Now the shell is complaining about an error in sed

sed: -e expression #1, Character 2: missing command

The instruction to this one liner tells to set it into an executable script, but lazy people ask, because in my former configuration it worked fine to find the most used words in a large text file. So can anyone give me a hint on the error of sed and its missing expression to the characters. I am trying this in the very directory where the file of book7.txt is located.
Thanks in advance.

One might guess that a current sed would work if you change:

sed ${1:-25}

in that pipeline to:

sed -n "1,${1:-25}p"

which would print the 1st 25 lines if no command line arguments are given to your script or the top X lines if the 1st argument to your script is X.

1 Like

Did you follow the instruction? And run the executable script with an adequate parameter?In bourne compatible shells, the ${1:-25} expands to the first positional parameter's contents or - if missing - to 25; c.f. man bash :

With no parameter given, I get the same error message as you do, as sed can't cope with a 25 as the sole "command". With a first positional parameter of e.g. 1,15!d , above script will print the 15 topmost words in the text presented.

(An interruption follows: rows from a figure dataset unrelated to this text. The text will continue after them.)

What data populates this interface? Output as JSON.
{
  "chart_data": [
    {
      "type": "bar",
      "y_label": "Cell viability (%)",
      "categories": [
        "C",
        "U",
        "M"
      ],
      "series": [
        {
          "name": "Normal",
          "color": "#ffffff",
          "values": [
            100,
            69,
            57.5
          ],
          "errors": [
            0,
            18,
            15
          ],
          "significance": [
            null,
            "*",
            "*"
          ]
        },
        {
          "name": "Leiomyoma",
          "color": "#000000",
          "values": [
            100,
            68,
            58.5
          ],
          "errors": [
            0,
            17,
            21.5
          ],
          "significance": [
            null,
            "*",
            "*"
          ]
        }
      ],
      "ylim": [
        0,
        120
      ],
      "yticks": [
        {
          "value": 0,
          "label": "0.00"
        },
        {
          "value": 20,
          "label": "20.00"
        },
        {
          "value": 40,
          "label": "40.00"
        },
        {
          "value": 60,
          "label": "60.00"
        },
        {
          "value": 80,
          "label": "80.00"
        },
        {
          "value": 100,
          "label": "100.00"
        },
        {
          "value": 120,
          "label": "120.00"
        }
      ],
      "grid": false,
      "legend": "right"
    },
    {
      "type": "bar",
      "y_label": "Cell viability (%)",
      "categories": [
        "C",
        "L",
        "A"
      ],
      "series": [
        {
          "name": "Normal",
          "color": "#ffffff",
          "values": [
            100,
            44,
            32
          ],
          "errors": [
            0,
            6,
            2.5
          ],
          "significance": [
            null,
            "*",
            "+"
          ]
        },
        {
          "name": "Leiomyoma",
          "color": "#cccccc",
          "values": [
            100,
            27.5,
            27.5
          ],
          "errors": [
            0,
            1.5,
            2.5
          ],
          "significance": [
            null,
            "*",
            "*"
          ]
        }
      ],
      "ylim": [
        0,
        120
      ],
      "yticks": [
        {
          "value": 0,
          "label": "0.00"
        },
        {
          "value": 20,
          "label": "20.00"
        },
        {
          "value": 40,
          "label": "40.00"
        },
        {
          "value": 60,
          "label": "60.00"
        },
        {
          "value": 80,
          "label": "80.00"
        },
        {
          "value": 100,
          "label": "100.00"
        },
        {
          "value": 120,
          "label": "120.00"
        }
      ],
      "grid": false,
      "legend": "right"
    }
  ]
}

I'm a bit surprised that script should have ever run with no parameters given.

Where do you think tr is getting its input?

Good point. A better chance at a working script might be any one of the following three commands:

{ tr -cs A-Za-z\' '\n' | tr A-Z a-z | sort | uniq -c | sort -k1,1nr -k2 | head -n ${1:-25}
} < book7.txt

or:

(tr -cs A-Za-z\' '\n' | tr A-Z a-z | sort | uniq -c | sort -k1,1nr -k2 | head -n ${1:-25}) < book7.txt

or:

tr -cs A-Za-z\' '\n' < book7.txt | tr A-Z a-z | sort | uniq -c | sort -k1,1nr -k2 | head -n ${1:-25}
1 Like

@Rudi C It worked under debian squeeze.
@ Don Cragun I will try the given options, many thanks, really
@cfajohnson I do not know, I thought it would be given by the < character
While moving to another living space, I will try this given hints, and reply which one solved the problem. Will take some days...
@Don Cragun

all I get as an answer is that there is a wrong modifier in all three cases

[/CODE]
$ (-)

So I guess it would be better to make it an executable script to test it. And taking out the " - " character did not work either




Well, I am probably unable to just apply a script. The following is from 2009, and should work as well counting the frequency or occurrence of words in a given textfile. 


  cat test.file | tr -d '[:punct:]' | tr ' ' '\n' | tr 'A-Z' 'a-z' | sort | uniq -c | sort -rn   

I put in another .txt-file and it works fine.